Let's get back to the previous example of an ID field definition:
```typescript
const schema = new PgSchema(
"users",
{
id: { type: ID, autoInsert: "id_gen()" },
...
},
...
);
```
Also, the corresponding SQL table schema in every microshard is:
```sql
CREATE TABLE users(
id bigint PRIMARY KEY DEFAULT id_gen(),
...
)
```
(In case you want IDs as UUID, use the built-in PostgreSQL type `uuid` instead of `bigint`.)
### id\_gen() is Mentioned in Two Places
Technically, you don't have to include `DEFAULT id_gen()` clause in your SQL table definition. For Ent Framework to operate, it's fully enough to define just `autoInsert="id_gen()"`.
But we strongly advise to have both. Otherwise, you won't be able to e.g. connect to a node with `psql` and run `INSERT INTO users ...` safely, without thinking of IDs generation. It will also be hard to build database triggers if they insert `users` rows. 
### autoInsert is a String Property, not a Callback
You probably wondered, why doesn't Ent Framework support `autoInsert` being a TypeScript callback? Why do we always ask the _database_ to generate IDs, why don't we support application code ID generation (especially for UUIDs)?

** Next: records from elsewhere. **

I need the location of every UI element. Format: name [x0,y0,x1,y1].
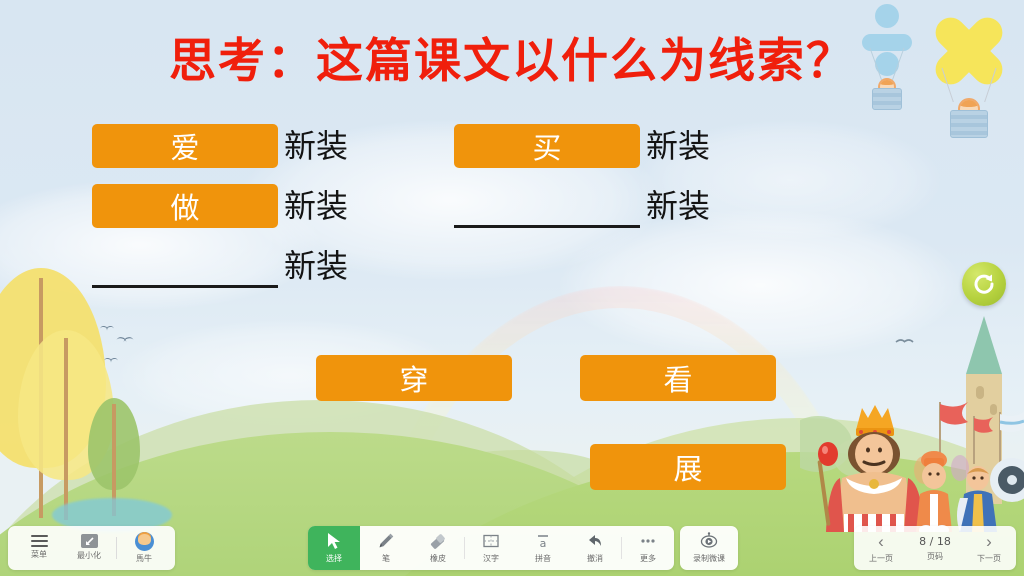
ellipsis-icon [641,539,655,543]
undo-arrow-icon [589,535,601,546]
svg-text:a: a [540,537,547,550]
center-toolbar: 选择 笔 橡皮 汉字 a 拼音 撤消 更多 录制微课 [308,526,738,570]
tool-undo[interactable]: 撤消 [569,526,621,570]
word-row: 新装 [454,184,710,228]
left-taskbar: 菜单 最小化 馬牛 [8,526,175,570]
word-card-chuan[interactable]: 穿 [316,355,512,401]
chinese-character-grid-icon [483,534,499,548]
minimize-icon [80,534,98,548]
slide-stage: 思考：这篇课文以什么为线索？ 爱 新装 买 新装 做 新装 新装 新装 穿 看 [0,0,1024,576]
user-name-label: 馬牛 [136,553,152,563]
word-suffix: 新装 [284,187,349,225]
emperors-new-clothes-illustration [784,282,1024,535]
tool-select-label: 选择 [326,554,342,563]
refresh-button[interactable] [962,262,1006,306]
word-blank-slot[interactable] [454,184,640,228]
page-navigation: ‹ 上一页 8 / 18 页码 › 下一页 [854,526,1016,570]
chevron-left-icon: ‹ [878,531,884,551]
word-blank-slot[interactable] [92,244,278,288]
word-row: 做 新装 [92,184,348,228]
tree-green-icon [88,398,140,516]
word-suffix: 新装 [646,187,711,225]
word-row: 爱 新装 [92,124,348,168]
tool-more-label: 更多 [640,554,656,563]
word-suffix: 新装 [284,127,349,165]
tool-pen[interactable]: 笔 [360,526,412,570]
pencil-icon [379,533,394,548]
tool-hanzi[interactable]: 汉字 [465,526,517,570]
page-number-display: 8 / 18 [919,534,951,548]
tool-pen-label: 笔 [382,554,390,563]
tree-yellow-small-icon [18,330,114,520]
pinyin-icon: a [538,535,548,550]
tool-pinyin-label: 拼音 [535,554,551,563]
page-indicator[interactable]: 8 / 18 页码 [908,526,962,570]
refresh-icon [974,274,994,294]
record-group: 录制微课 [680,526,738,570]
chevron-right-icon: › [986,531,992,551]
prev-page-button[interactable]: ‹ 上一页 [854,526,908,570]
tool-eraser[interactable]: 橡皮 [412,526,464,570]
word-card-zuo[interactable]: 做 [92,184,278,228]
tool-eraser-label: 橡皮 [430,554,446,563]
tool-pinyin[interactable]: a 拼音 [517,526,569,570]
menu-button[interactable]: 菜单 [14,533,64,563]
minimize-button[interactable]: 最小化 [64,532,114,564]
minimize-label: 最小化 [77,551,101,560]
page-title: 思考：这篇课文以什么为线索？ [169,34,855,89]
bird-icon [104,358,118,365]
next-page-label: 下一页 [977,553,1001,563]
tool-group: 选择 笔 橡皮 汉字 a 拼音 撤消 更多 [308,526,674,570]
user-account-button[interactable]: 馬牛 [119,530,169,567]
user-avatar-icon [134,531,154,551]
word-card-mai[interactable]: 买 [454,124,640,168]
bird-icon [100,326,114,333]
eraser-icon [430,534,445,549]
tool-undo-label: 撤消 [587,554,603,563]
tool-hanzi-label: 汉字 [483,554,499,563]
bird-icon [116,337,134,346]
record-lesson-button[interactable]: 录制微课 [680,526,738,570]
record-lesson-label: 录制微课 [693,554,725,563]
cursor-arrow-icon [328,533,340,549]
word-suffix: 新装 [646,127,711,165]
tool-more[interactable]: 更多 [622,526,674,570]
word-suffix: 新装 [284,247,349,285]
word-card-ai[interactable]: 爱 [92,124,278,168]
page-number-label: 页码 [927,551,943,561]
word-card-kan[interactable]: 看 [580,355,776,401]
tree-yellow-icon [0,268,106,518]
record-video-icon [700,532,718,548]
word-card-zhan[interactable]: 展 [590,444,786,490]
word-row: 买 新装 [454,124,710,168]
hamburger-menu-icon [30,535,48,547]
next-page-button[interactable]: › 下一页 [962,526,1016,570]
word-row: 新装 [92,244,348,288]
menu-label: 菜单 [31,550,47,559]
prev-page-label: 上一页 [869,553,893,563]
taskbar-divider [116,537,117,559]
tool-select[interactable]: 选择 [308,526,360,570]
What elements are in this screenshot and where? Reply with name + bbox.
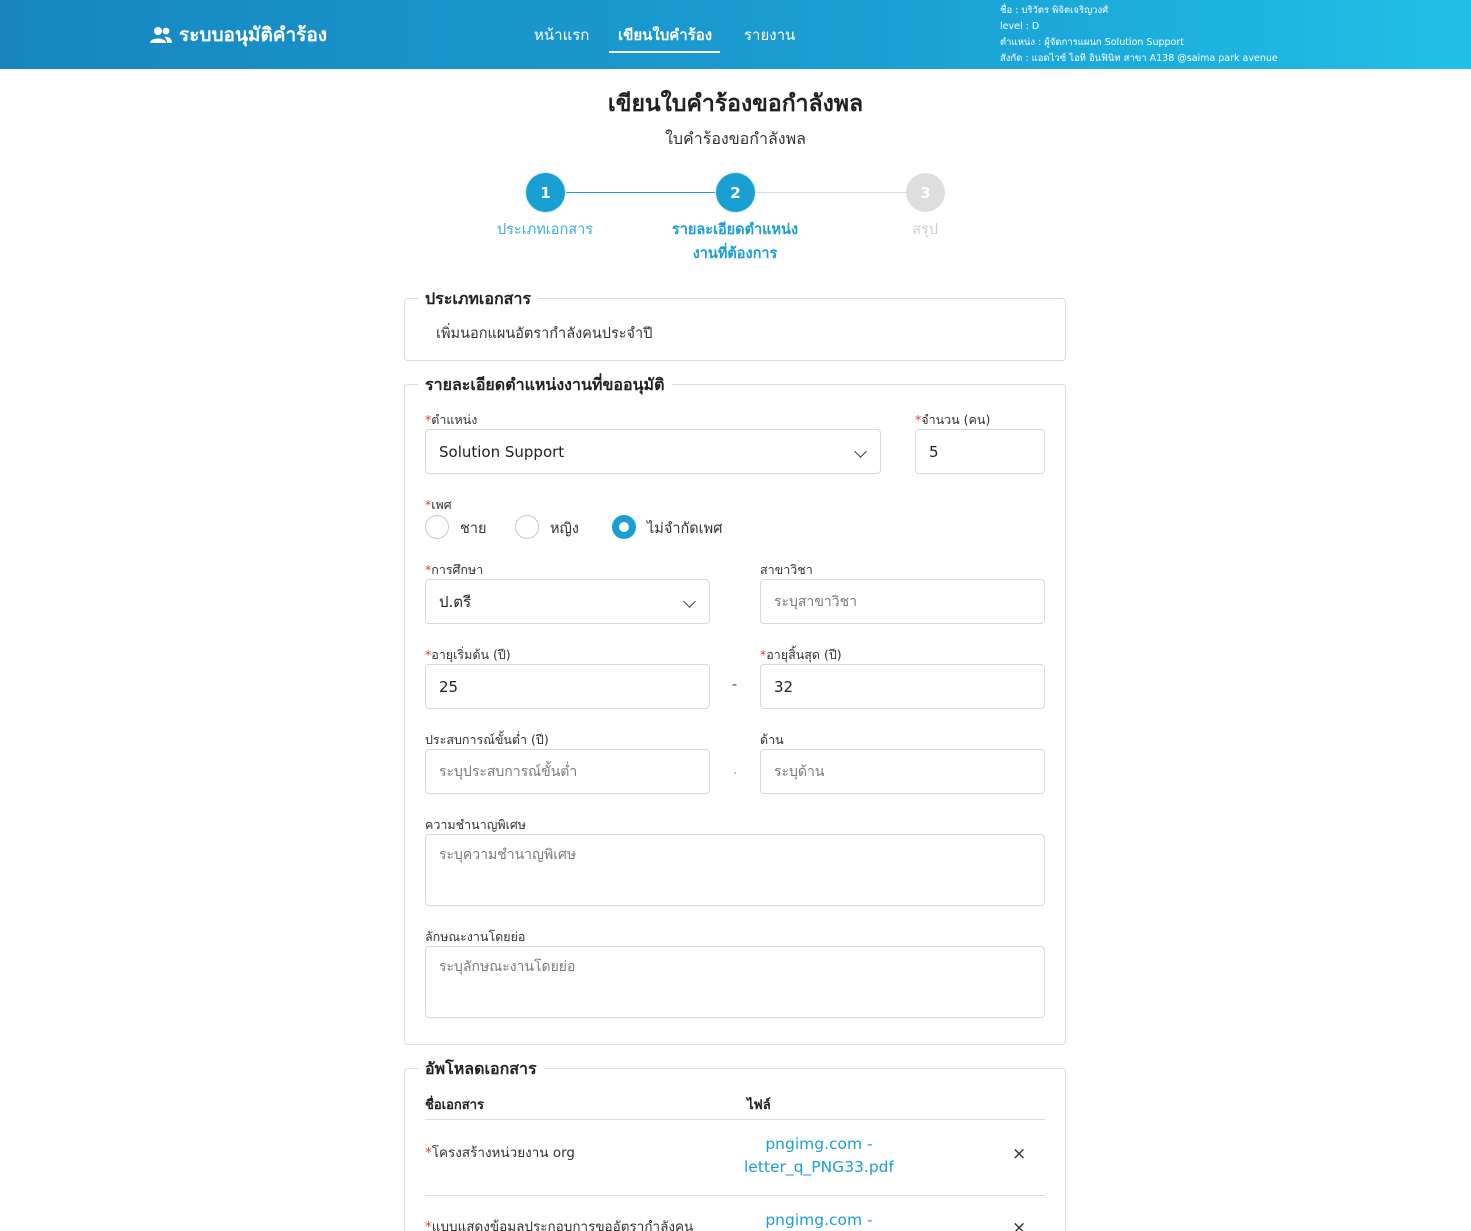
gender-any-label[interactable]: ไม่จำกัดเพศ: [647, 517, 722, 540]
gender-male-radio[interactable]: [425, 515, 449, 539]
position-value: Solution Support: [439, 442, 565, 461]
upload-row-2-file-link[interactable]: pngimg.com -: [739, 1209, 899, 1231]
nav-active-indicator: [609, 51, 720, 53]
step-1-circle[interactable]: 1: [526, 173, 565, 212]
quantity-label-text: จำนวน (คน): [921, 412, 991, 427]
step-2-circle[interactable]: 2: [716, 173, 755, 212]
upload-row-2-name-text: แบบแสดงข้อมูลประกอบการขออัตรากำลังคน: [431, 1219, 694, 1231]
upload-row-2-name: *แบบแสดงข้อมูลประกอบการขออัตรากำลังคน: [425, 1215, 693, 1231]
upload-row-1-name: *โครงสร้างหน่วยงาน org: [425, 1141, 575, 1163]
age-max-label-text: อายุสิ้นสุด (ปี): [766, 647, 842, 662]
users-icon: [150, 27, 172, 43]
age-max-input[interactable]: 32: [760, 664, 1045, 709]
upload-row-2-remove-icon[interactable]: ×: [1012, 1218, 1026, 1231]
nav-write-request[interactable]: เขียนใบคำร้อง: [618, 23, 712, 47]
gender-any-radio[interactable]: [612, 515, 636, 539]
step-2-label-line1: รายละเอียดตำแหน่ง: [671, 222, 799, 238]
page-subtitle: ใบคำร้องขอกำลังพล: [665, 129, 806, 148]
education-value: ป.ตรี: [439, 592, 472, 611]
upload-row-1-file-link[interactable]: pngimg.com - letter_q_PNG33.pdf: [739, 1133, 899, 1179]
top-navbar: ระบบอนุมัติคำร้อง หน้าแรก เขียนใบคำร้อง …: [0, 0, 1471, 69]
upload-row-1-file-line1[interactable]: pngimg.com -: [739, 1133, 899, 1156]
expertise-label: ความชำนาญพิเศษ: [425, 817, 527, 832]
user-name: ชื่อ : บริวัตร พิจิตเจริญวงศ์: [1000, 5, 1109, 16]
step-3-label: สรุป: [912, 222, 938, 238]
job-summary-label: ลักษณะงานโดยย่อ: [425, 929, 526, 944]
age-separator: -: [732, 677, 738, 693]
education-select[interactable]: ป.ตรี: [425, 579, 710, 624]
gender-label-text: เพศ: [431, 497, 452, 512]
position-label: *ตำแหน่ง: [425, 410, 477, 430]
age-min-label-text: อายุเริ่มต้น (ปี): [431, 647, 511, 662]
user-position: ตำแหน่ง : ผู้จัดการแผนก Solution Support: [1000, 37, 1184, 48]
doc-type-legend: ประเภทเอกสาร: [418, 287, 539, 312]
upload-header-divider: [425, 1119, 1045, 1120]
experience-input[interactable]: ระบุประสบการณ์ขั้นต่ำ: [425, 749, 710, 794]
stepper-line-done: [564, 192, 716, 193]
user-level: level : D: [1000, 21, 1040, 32]
gender-female-radio[interactable]: [515, 515, 539, 539]
stepper-line-todo: [754, 192, 906, 193]
position-select[interactable]: Solution Support: [425, 429, 881, 474]
doc-type-value: เพิ่มนอกแผนอัตรากำลังคนประจำปี: [436, 326, 653, 342]
upload-row-1-name-text: โครงสร้างหน่วยงาน org: [431, 1145, 575, 1161]
age-min-input[interactable]: 25: [425, 664, 710, 709]
step-2-label: รายละเอียดตำแหน่ง งานที่ต้องการ: [655, 218, 815, 266]
education-label: *การศึกษา: [425, 560, 483, 580]
step-1-label: ประเภทเอกสาร: [496, 222, 594, 238]
upload-col-file: ไฟล์: [747, 1098, 771, 1113]
upload-col-name: ชื่อเอกสาร: [425, 1098, 484, 1113]
major-input[interactable]: ระบุสาขาวิชา: [760, 579, 1045, 624]
area-input[interactable]: ระบุด้าน: [760, 749, 1045, 794]
age-max-label: *อายุสิ้นสุด (ปี): [760, 645, 842, 665]
expertise-textarea[interactable]: ระบุความชำนาญพิเศษ: [425, 834, 1045, 906]
position-label-text: ตำแหน่ง: [431, 412, 478, 427]
chevron-down-icon: [683, 595, 696, 608]
upload-row-1-remove-icon[interactable]: ×: [1012, 1144, 1026, 1164]
step-3-circle: 3: [906, 173, 945, 212]
upload-row-2-file-line1[interactable]: pngimg.com -: [739, 1209, 899, 1231]
required-mark: *: [425, 1219, 432, 1231]
area-label: ด้าน: [760, 732, 784, 747]
experience-label: ประสบการณ์ขั้นต่ำ (ปี): [425, 732, 549, 747]
user-info: ชื่อ : บริวัตร พิจิตเจริญวงศ์ level : D …: [1000, 3, 1278, 67]
chevron-down-icon: [854, 445, 867, 458]
nav-home[interactable]: หน้าแรก: [534, 23, 589, 47]
nav-report[interactable]: รายงาน: [744, 23, 795, 47]
job-summary-textarea[interactable]: ระบุลักษณะงานโดยย่อ: [425, 946, 1045, 1018]
upload-row-divider: [425, 1195, 1045, 1196]
brand[interactable]: ระบบอนุมัติคำร้อง: [150, 20, 327, 50]
upload-legend: อัพโหลดเอกสาร: [418, 1057, 544, 1082]
quantity-label: *จำนวน (คน): [915, 410, 990, 430]
required-mark: *: [425, 1145, 432, 1161]
gender-label: *เพศ: [425, 495, 452, 515]
major-label: สาขาวิชา: [760, 562, 813, 577]
brand-title: ระบบอนุมัติคำร้อง: [179, 24, 328, 46]
gender-female-label[interactable]: หญิง: [550, 517, 579, 540]
details-legend: รายละเอียดตำแหน่งงานที่ขออนุมัติ: [418, 373, 672, 398]
gender-male-label[interactable]: ชาย: [460, 517, 486, 540]
age-min-label: *อายุเริ่มต้น (ปี): [425, 645, 511, 665]
page-title: เขียนใบคำร้องขอกำลังพล: [607, 91, 864, 117]
upload-row-1-file-line2[interactable]: letter_q_PNG33.pdf: [739, 1156, 899, 1179]
user-affiliation: สังกัด : แอดไวซ์ ไอที อินฟินิท สาขา A138…: [1000, 53, 1278, 64]
step-2-label-line2: งานที่ต้องการ: [692, 246, 778, 262]
quantity-input[interactable]: 5: [915, 429, 1045, 474]
experience-separator: .: [733, 762, 738, 778]
education-label-text: การศึกษา: [431, 562, 484, 577]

There are several reasons for this.
1. As mentioned above, the best practice is to have the `autoInsert` expression defined in both Ent Framework schema and in the SQL table definition. Thus, we need an approach available in both TypeScript and SQL worlds; that is using an SQL expression as a string. (BTW, for non-ID fields, other available values for `autoInsert` are: `"now()"`, `"NULL"` or even `"'{}'"` for e.g. an empty array.)
2. When building batched INSERTs, Ent Framework uses the expression from `autoInsert` directly in the batched SQL queries.
3. If an Ent class has `beforeInsert` triggers, Ent Framework runs the expressions from `autoInsert` in a separate query, so the generated IDs are available in `beforeInsert` triggers early, even though the row is not yet inserted into the table. This allows to build "eventually consistent" logic without transactions. See more details about this in [triggers.md](../getting-started/triggers.md "mention") article.